Newspaper in Nebraska, United States

The Omaha Daily Bee, in Nebraska, United States, was a leading Republican newspaper that was active in the late 19th and early 20th century. The paper's editorial slant frequently pitted it against the Omaha Herald, the Omaha Republican and other local papers. After a 1927 merger, it was published as the Bee-News until folding in 1937.

== History ==
It was founded as a pioneer newspaper in Omaha, Nebraska, on May 8, 1871, by Edward Rosewater a Jewish immigrant from Bohemia who supported abolition and fought in the Union Army. The Bee was Nebraska's first regional newspaper, and was regarded nationally for its advocacy and success. By 1875 the Bee had a circulation of 2,520 and by 1882 circulation had increased to 6,100. Although it was primarily a local paper, the Bee also carried national and regional news in a simple eight column design.

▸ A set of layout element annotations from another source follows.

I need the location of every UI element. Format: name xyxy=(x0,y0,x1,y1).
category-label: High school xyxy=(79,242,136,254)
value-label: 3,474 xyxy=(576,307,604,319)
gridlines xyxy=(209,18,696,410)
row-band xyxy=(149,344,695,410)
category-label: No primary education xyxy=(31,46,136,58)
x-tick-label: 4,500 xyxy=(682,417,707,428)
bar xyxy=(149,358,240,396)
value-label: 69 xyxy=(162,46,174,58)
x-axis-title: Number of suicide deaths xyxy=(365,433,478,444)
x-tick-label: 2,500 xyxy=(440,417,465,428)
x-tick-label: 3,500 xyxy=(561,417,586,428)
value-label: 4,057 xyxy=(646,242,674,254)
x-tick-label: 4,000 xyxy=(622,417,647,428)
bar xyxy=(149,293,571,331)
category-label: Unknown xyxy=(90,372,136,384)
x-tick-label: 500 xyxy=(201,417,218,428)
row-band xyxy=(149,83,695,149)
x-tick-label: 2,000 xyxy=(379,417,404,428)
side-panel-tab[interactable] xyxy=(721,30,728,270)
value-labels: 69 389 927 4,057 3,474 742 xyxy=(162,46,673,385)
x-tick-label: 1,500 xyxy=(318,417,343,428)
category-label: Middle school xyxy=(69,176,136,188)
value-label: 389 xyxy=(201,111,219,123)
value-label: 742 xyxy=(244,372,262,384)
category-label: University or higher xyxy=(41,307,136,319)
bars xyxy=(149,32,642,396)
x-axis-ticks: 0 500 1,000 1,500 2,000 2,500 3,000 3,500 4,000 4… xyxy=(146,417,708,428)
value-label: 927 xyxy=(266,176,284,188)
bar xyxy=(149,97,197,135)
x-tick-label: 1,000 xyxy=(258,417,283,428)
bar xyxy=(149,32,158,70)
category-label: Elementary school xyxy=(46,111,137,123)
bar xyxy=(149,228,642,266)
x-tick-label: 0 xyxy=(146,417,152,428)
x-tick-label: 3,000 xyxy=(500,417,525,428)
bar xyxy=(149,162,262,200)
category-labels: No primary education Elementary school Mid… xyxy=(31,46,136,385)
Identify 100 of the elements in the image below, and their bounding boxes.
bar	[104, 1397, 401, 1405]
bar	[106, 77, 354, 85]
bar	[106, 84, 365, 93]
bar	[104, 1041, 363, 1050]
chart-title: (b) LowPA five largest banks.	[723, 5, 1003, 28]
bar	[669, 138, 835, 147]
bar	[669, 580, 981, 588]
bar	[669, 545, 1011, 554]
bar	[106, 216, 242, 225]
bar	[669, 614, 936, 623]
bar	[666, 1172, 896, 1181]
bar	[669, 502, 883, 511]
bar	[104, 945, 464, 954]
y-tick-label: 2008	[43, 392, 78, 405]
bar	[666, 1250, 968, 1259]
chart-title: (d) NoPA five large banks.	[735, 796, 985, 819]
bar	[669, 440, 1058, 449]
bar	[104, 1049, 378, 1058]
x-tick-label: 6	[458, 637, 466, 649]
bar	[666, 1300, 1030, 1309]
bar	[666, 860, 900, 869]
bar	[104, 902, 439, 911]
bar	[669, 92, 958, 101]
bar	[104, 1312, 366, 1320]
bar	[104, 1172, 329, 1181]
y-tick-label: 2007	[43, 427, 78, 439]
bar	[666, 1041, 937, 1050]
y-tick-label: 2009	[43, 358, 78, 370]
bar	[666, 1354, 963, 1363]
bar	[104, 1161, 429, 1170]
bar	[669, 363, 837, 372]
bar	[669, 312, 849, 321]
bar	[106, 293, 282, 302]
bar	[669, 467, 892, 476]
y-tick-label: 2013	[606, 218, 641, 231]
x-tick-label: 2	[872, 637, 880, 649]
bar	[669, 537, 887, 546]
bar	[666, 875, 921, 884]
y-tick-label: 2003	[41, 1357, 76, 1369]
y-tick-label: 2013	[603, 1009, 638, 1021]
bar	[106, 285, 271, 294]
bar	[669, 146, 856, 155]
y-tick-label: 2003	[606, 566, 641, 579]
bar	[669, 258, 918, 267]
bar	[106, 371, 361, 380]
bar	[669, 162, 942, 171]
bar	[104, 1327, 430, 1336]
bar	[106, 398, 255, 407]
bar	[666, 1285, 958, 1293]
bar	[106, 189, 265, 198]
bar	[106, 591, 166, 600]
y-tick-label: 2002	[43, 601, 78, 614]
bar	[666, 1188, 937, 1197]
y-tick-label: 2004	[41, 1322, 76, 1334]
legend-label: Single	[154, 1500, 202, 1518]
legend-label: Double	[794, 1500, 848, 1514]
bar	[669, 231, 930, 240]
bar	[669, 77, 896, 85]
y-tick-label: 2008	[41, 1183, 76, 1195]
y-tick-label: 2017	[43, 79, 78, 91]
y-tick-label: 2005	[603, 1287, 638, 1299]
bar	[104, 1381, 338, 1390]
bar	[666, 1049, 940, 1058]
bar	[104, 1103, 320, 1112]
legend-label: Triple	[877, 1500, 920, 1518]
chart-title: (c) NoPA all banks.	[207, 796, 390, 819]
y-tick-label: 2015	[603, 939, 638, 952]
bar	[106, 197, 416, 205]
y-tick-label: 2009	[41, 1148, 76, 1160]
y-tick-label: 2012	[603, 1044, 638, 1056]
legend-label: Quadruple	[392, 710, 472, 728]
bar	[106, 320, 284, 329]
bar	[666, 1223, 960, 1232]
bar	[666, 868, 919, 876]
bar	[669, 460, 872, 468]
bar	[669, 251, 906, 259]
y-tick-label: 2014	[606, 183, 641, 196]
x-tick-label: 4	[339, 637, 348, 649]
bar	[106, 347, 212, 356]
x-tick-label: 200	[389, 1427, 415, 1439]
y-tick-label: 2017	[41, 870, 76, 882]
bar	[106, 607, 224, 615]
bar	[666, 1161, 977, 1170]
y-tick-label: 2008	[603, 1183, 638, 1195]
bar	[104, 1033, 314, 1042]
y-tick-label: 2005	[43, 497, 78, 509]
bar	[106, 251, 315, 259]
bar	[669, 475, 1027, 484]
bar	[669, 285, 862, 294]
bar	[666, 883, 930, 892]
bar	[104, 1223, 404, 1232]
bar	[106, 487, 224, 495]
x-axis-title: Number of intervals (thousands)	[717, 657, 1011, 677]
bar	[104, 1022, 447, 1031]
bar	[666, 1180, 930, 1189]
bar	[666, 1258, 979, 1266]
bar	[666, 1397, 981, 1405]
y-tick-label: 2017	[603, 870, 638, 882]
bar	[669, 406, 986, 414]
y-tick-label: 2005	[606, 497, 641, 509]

The paper's slogan was "Industry, Frugality and Service." in 1888 Rosewater built the Bee Building to accommodate its presses, which were claimed to be the largest in the country. After his father carried the paper to national fame before his death in 1906, the paper began to slip under his son Victor Rosewater's control. The Bee was criticized for sensationalizing alleged attacks by black men in 1919 with headlines such as ""Omaha Mob Hangs and Burns Negro Who Assaulted Girl" which escalated inter-racial conflict and justified the Omaha Race Riot of 1919. It involved three deaths and thousands of dollars in property damages. Another newspaper, Omaha World-Herald published reports condemning the violence with the headline "Frenzied thousands join the orgy of blood and fire".

The newspaper was sold to millionaire Nelson B. Updike, a local grain dealer, in 1920. In 1927, Updike purchased the Omaha Daily News and merged his papers to form the Bee-News. In June 1928 the Bee-News was sold to William Randolph Hearst. In October 1937, Hearst sold the paper to the Omaha World-Herald for $750,000, which promptly discontinued its publication.

According to a 1954 World-Herald report, "Edward Rosewater actually did not have journalism in mind when he launched the first edition of the Bee on June 19, 1871, to influence the public in favor of the ratification of a legislative bill originated by him, creating the Board of Education."

Bee and Bee-News alumni include Don Hollenbeck, who later worked for CBS News.

Early 20th century American author Elizabeth Higgins Sullivan worked for the Omaha Daily Bee newspaper and various Chicago daily newspapers. She was devoted to Women's suffrage and the social settlement movement.